Objectives Low-density granulocytes (LDGs) are a distinct subset of proinflammatory and vasculopathic neutrophils expanded in systemic lupus erythematosus (SLE). Neutrophil trafficking and immune function are intimately linked to cellular biophysical properties. This study used proteomic, biomechanical and functional analyses to further define neutrophil heterogeneity in the context of SLE.
Methods Proteomic/phosphoproteomic analyses were performed in healthy control (HC) normal density neutrophils (NDNs), SLE NDNs and autologous SLE LDGs. The biophysical properties of these neutrophil subsets were analysed by real-time deformability cytometry and lattice light-sheet microscopy. A two-dimensional endothelial flow system and a three-dimensional microfluidic microvasculature mimetic (MMM) were used to decouple the contributions of cell surface mediators and biophysical properties to neutrophil trafficking, respectively.

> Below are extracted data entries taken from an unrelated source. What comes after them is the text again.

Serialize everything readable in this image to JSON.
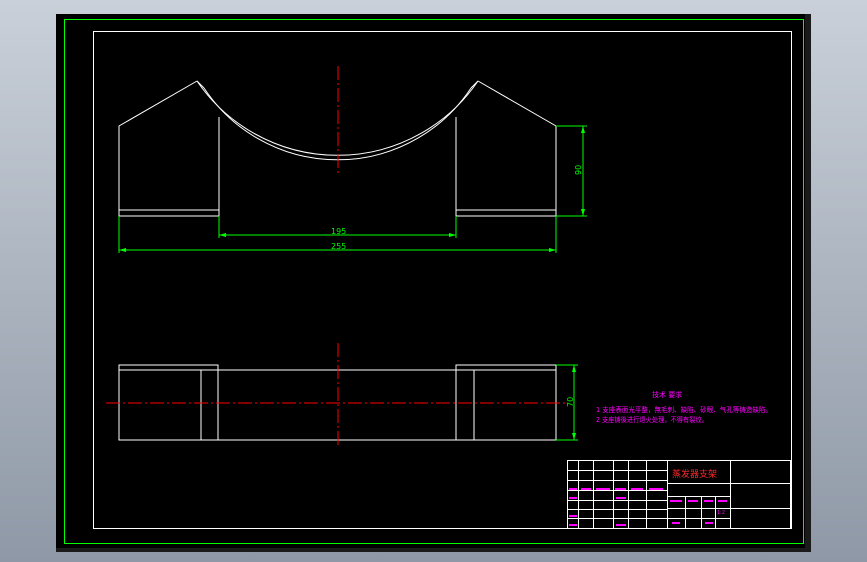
{
  "front_view": {
    "dims": {
      "d195": "195",
      "d255": "255",
      "d90": "90"
    }
  },
  "top_view": {
    "dims": {
      "d70": "70"
    }
  },
  "tech_notes": {
    "heading": "技术 要求",
    "line1": "1 支座表面光平整，無毛刺、缺陷、砂眼、气孔等铸造缺陷。",
    "line2": "2 支座铸後进行退火处理，不得有裂纹。"
  },
  "title_block": {
    "part_name": "蒸发器支架",
    "scale": "1:2"
  },
  "colors": {
    "background": "#000000",
    "border": "#00ff00",
    "outline": "#ffffff",
    "centerline": "#ff0000",
    "notes": "#ff00ff"
  }
}
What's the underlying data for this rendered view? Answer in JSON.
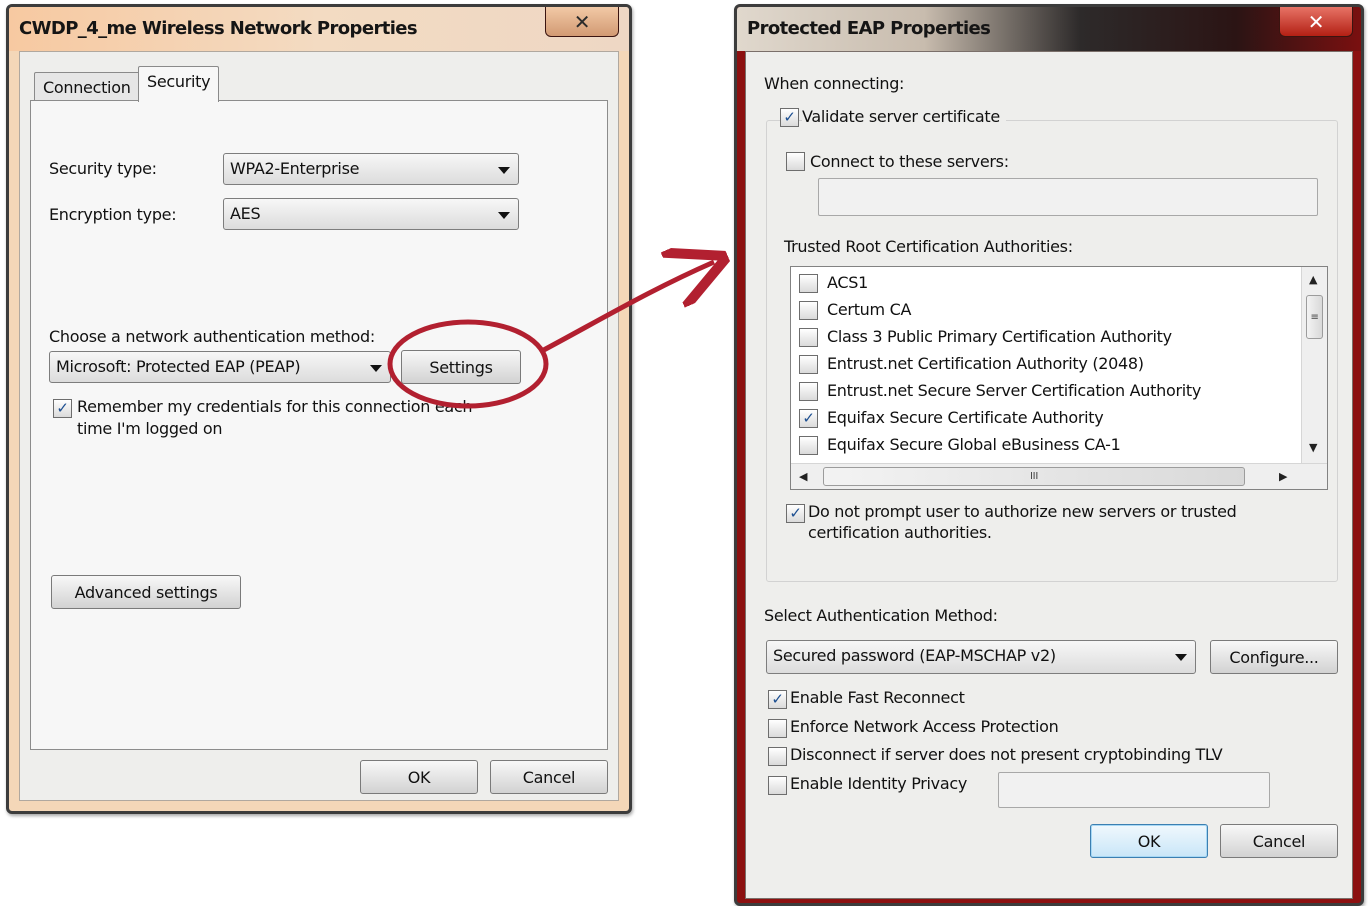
{
  "left_dialog": {
    "title": "CWDP_4_me Wireless Network Properties",
    "close_glyph": "✕",
    "tabs": [
      {
        "label": "Connection"
      },
      {
        "label": "Security"
      }
    ],
    "security_type_label": "Security type:",
    "security_type_value": "WPA2-Enterprise",
    "encryption_type_label": "Encryption type:",
    "encryption_type_value": "AES",
    "auth_method_label": "Choose a network authentication method:",
    "auth_method_value": "Microsoft: Protected EAP (PEAP)",
    "settings_button": "Settings",
    "remember_checkbox": {
      "checked": true,
      "line1": "Remember my credentials for this connection each",
      "line2": "time I'm logged on"
    },
    "advanced_button": "Advanced settings",
    "ok_button": "OK",
    "cancel_button": "Cancel"
  },
  "right_dialog": {
    "title": "Protected EAP Properties",
    "close_glyph": "✕",
    "when_connecting_label": "When connecting:",
    "validate_cert": {
      "checked": true,
      "label": "Validate server certificate"
    },
    "connect_servers": {
      "checked": false,
      "label": "Connect to these servers:"
    },
    "trusted_root_label": "Trusted Root Certification Authorities:",
    "trusted_roots": [
      {
        "label": "ACS1",
        "checked": false
      },
      {
        "label": "Certum CA",
        "checked": false
      },
      {
        "label": "Class 3 Public Primary Certification Authority",
        "checked": false
      },
      {
        "label": "Entrust.net Certification Authority (2048)",
        "checked": false
      },
      {
        "label": "Entrust.net Secure Server Certification Authority",
        "checked": false
      },
      {
        "label": "Equifax Secure Certificate Authority",
        "checked": true
      },
      {
        "label": "Equifax Secure Global eBusiness CA-1",
        "checked": false
      }
    ],
    "scroll_thumb_grip": "III",
    "do_not_prompt": {
      "checked": true,
      "line1": "Do not prompt user to authorize new servers or trusted",
      "line2": "certification authorities."
    },
    "select_auth_label": "Select Authentication Method:",
    "auth_method_value": "Secured password (EAP-MSCHAP v2)",
    "configure_button": "Configure...",
    "options": [
      {
        "label": "Enable Fast Reconnect",
        "checked": true
      },
      {
        "label": "Enforce Network Access Protection",
        "checked": false
      },
      {
        "label": "Disconnect if server does not present cryptobinding TLV",
        "checked": false
      },
      {
        "label": "Enable Identity Privacy",
        "checked": false
      }
    ],
    "ok_button": "OK",
    "cancel_button": "Cancel"
  },
  "annotation": {
    "color": "#b22030"
  }
}
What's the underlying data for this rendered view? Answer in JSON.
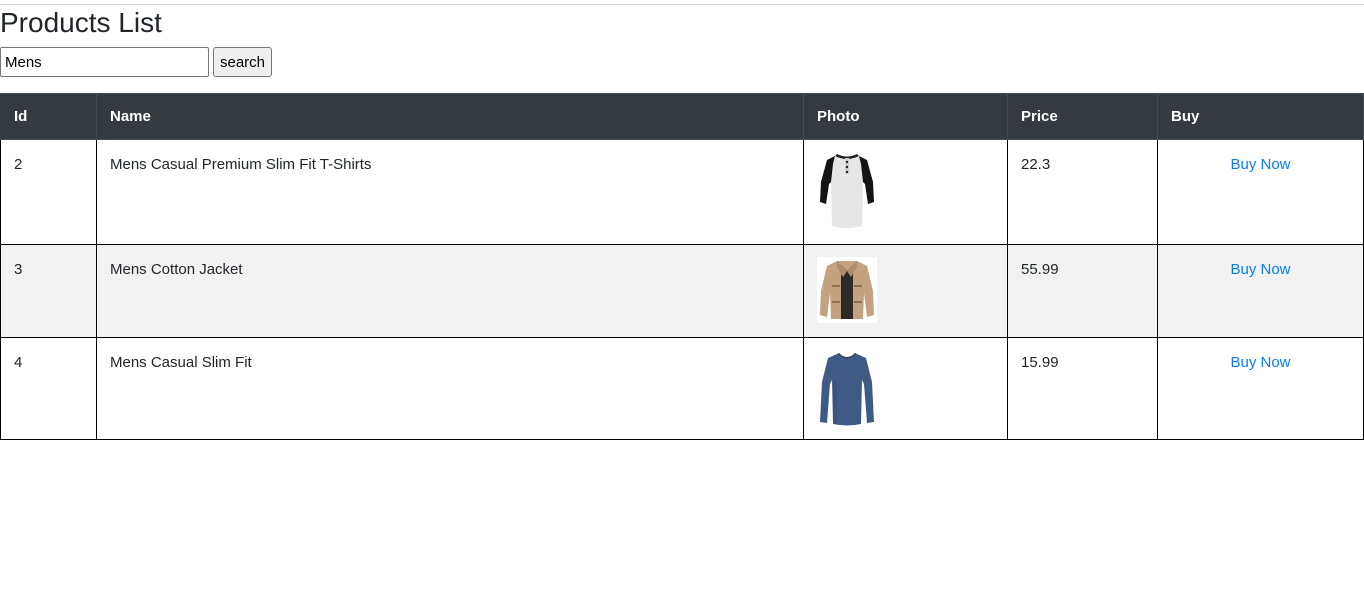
{
  "page": {
    "title": "Products List"
  },
  "search": {
    "value": "Mens",
    "button_label": "search"
  },
  "table": {
    "headers": {
      "id": "Id",
      "name": "Name",
      "photo": "Photo",
      "price": "Price",
      "buy": "Buy"
    },
    "rows": [
      {
        "id": "2",
        "name": "Mens Casual Premium Slim Fit T-Shirts",
        "photo_icon": "henley-tshirt-image",
        "price": "22.3",
        "buy_label": "Buy Now"
      },
      {
        "id": "3",
        "name": "Mens Cotton Jacket",
        "photo_icon": "khaki-jacket-image",
        "price": "55.99",
        "buy_label": "Buy Now"
      },
      {
        "id": "4",
        "name": "Mens Casual Slim Fit",
        "photo_icon": "blue-longsleeve-image",
        "price": "15.99",
        "buy_label": "Buy Now"
      }
    ]
  },
  "colors": {
    "header_bg": "#343a40",
    "link": "#0b7ee6",
    "stripe": "#f2f2f2"
  }
}
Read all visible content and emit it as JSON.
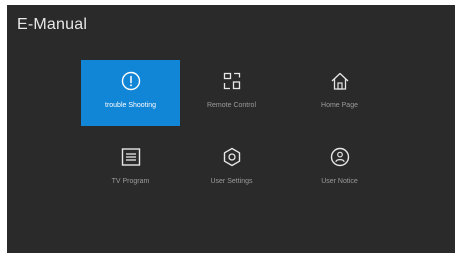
{
  "header": {
    "title": "E-Manual"
  },
  "theme": {
    "background": "#2a2a2b",
    "accent": "#1185d6",
    "icon_color": "#e6e6e6",
    "label_color": "#9a9a9a"
  },
  "menu": {
    "items": [
      {
        "label": "trouble Shooting",
        "icon": "alert-circle-icon",
        "selected": true
      },
      {
        "label": "Remote Control",
        "icon": "remote-control-icon",
        "selected": false
      },
      {
        "label": "Home Page",
        "icon": "home-icon",
        "selected": false
      },
      {
        "label": "TV Program",
        "icon": "tv-program-icon",
        "selected": false
      },
      {
        "label": "User Settings",
        "icon": "settings-hexagon-icon",
        "selected": false
      },
      {
        "label": "User Notice",
        "icon": "user-notice-icon",
        "selected": false
      }
    ]
  }
}
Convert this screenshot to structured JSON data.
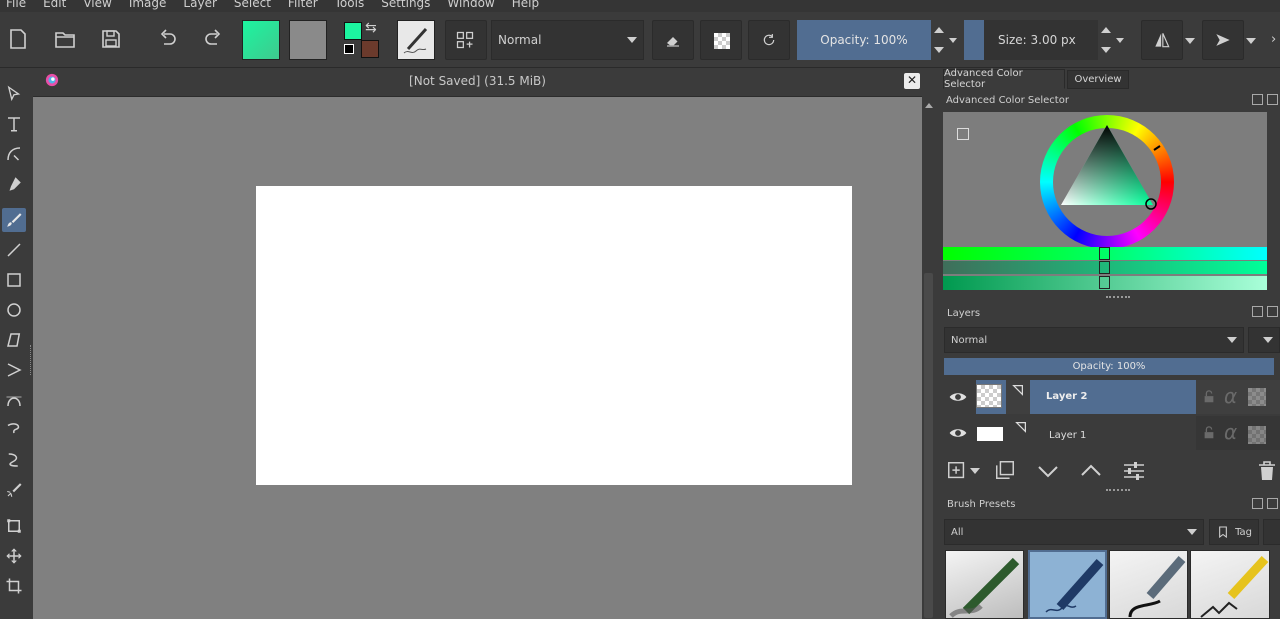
{
  "menu": [
    "File",
    "Edit",
    "View",
    "Image",
    "Layer",
    "Select",
    "Filter",
    "Tools",
    "Settings",
    "Window",
    "Help"
  ],
  "toolbar": {
    "blend_mode": "Normal",
    "opacity_label": "Opacity:  100%",
    "size_label": "Size:  3.00 px",
    "foreground_color": "#1cf5a0",
    "background_color": "#6b3a2c"
  },
  "document": {
    "title": "[Not Saved]  (31.5 MiB)"
  },
  "dockers": {
    "tabs": [
      "Advanced Color Selector",
      "Overview"
    ],
    "color_selector_title": "Advanced Color Selector",
    "layers_title": "Layers",
    "layers_blend_mode": "Normal",
    "layers_opacity": "Opacity:  100%",
    "layers": [
      {
        "name": "Layer 2",
        "selected": true
      },
      {
        "name": "Layer 1",
        "selected": false
      }
    ],
    "brush_presets_title": "Brush Presets",
    "brush_filter": "All",
    "tag_label": "Tag",
    "accent_color": "#516d91"
  }
}
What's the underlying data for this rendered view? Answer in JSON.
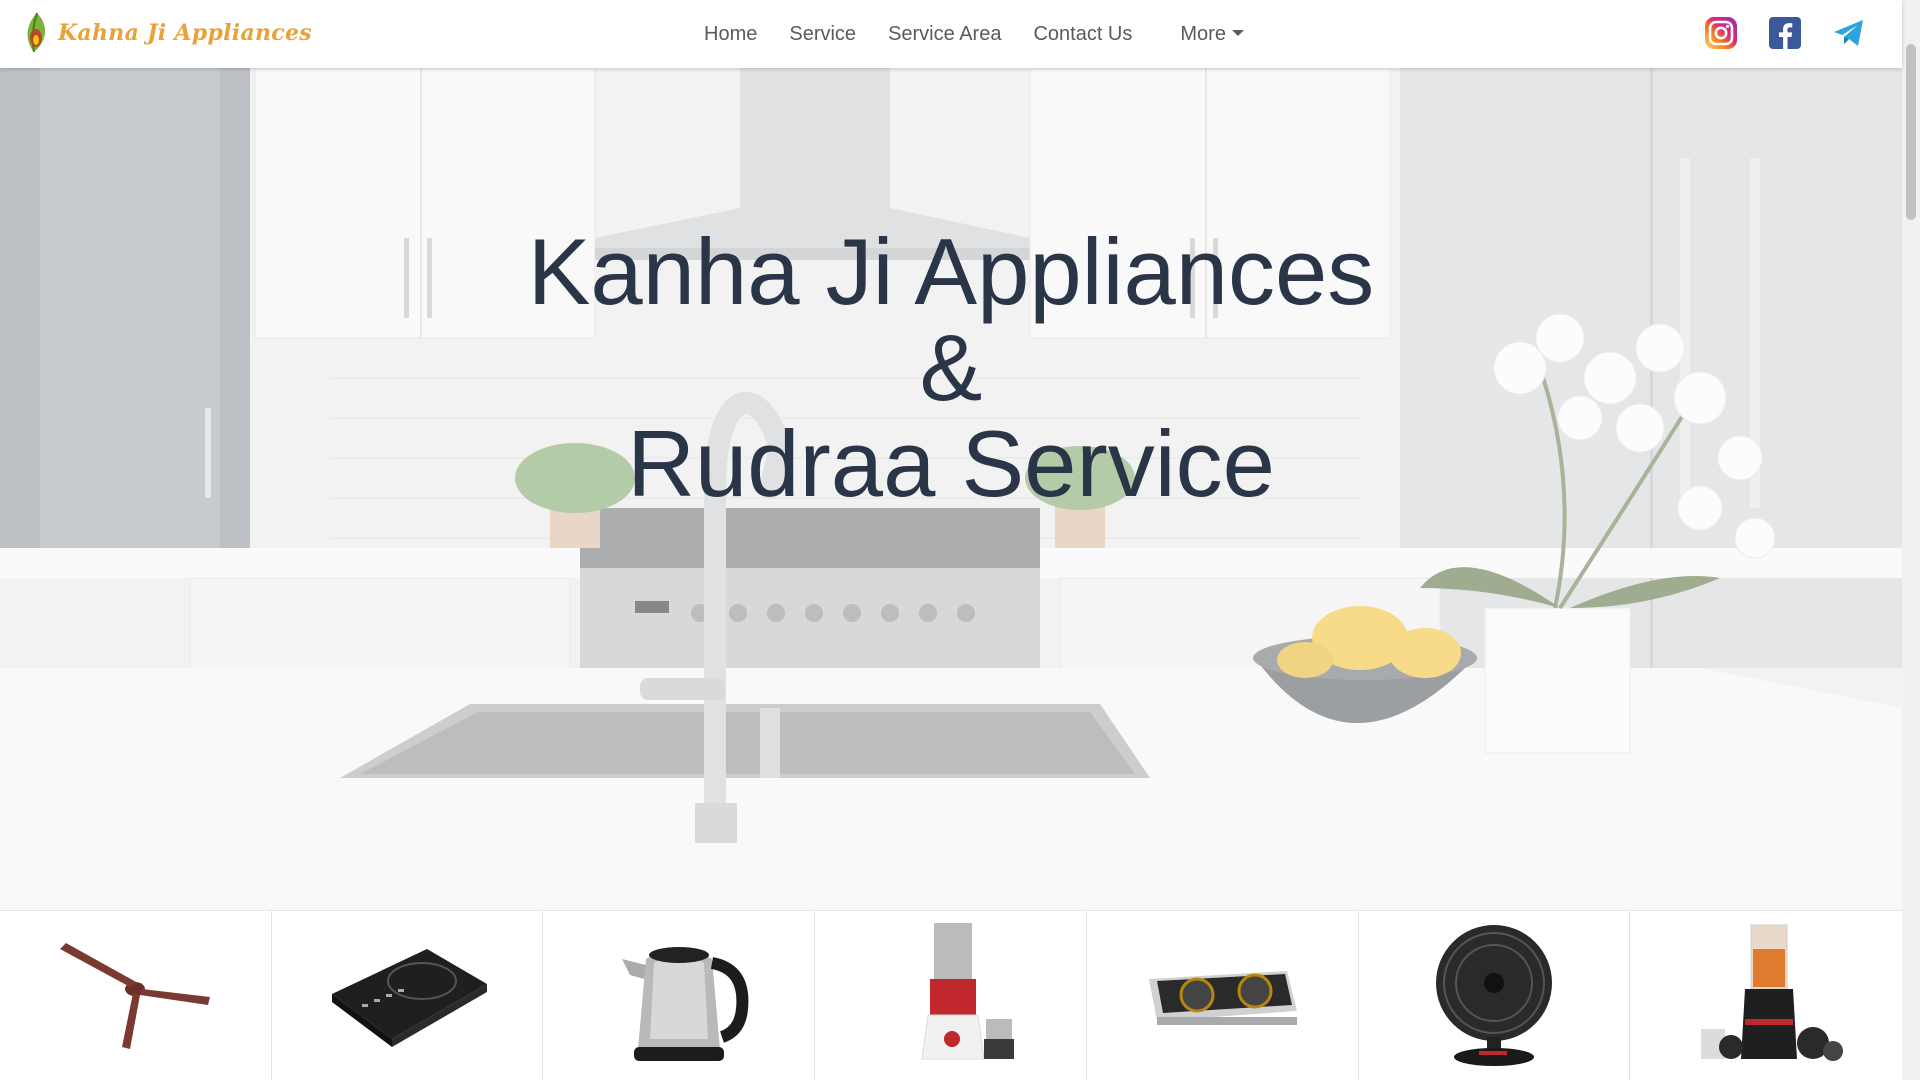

Results Proteomic and phosphoproteomic differences were detected between HC and SLE neutrophils and between SLE NDNs and LDGs. Increased abundance of type 1 interferon-regulated proteins and differential phosphorylation of proteins associated with cytoskeletal organisation were identified in SLE LDGs relative to SLE NDNs. The cell surface of SLE LDGs was rougher than in SLE and HC NDNs, suggesting membrane perturbances. While SLE LDGs did not display increased binding to endothelial cells in the two-dimensional assay, they were increasingly retained/trapped in the narrow channels of the lung MMM.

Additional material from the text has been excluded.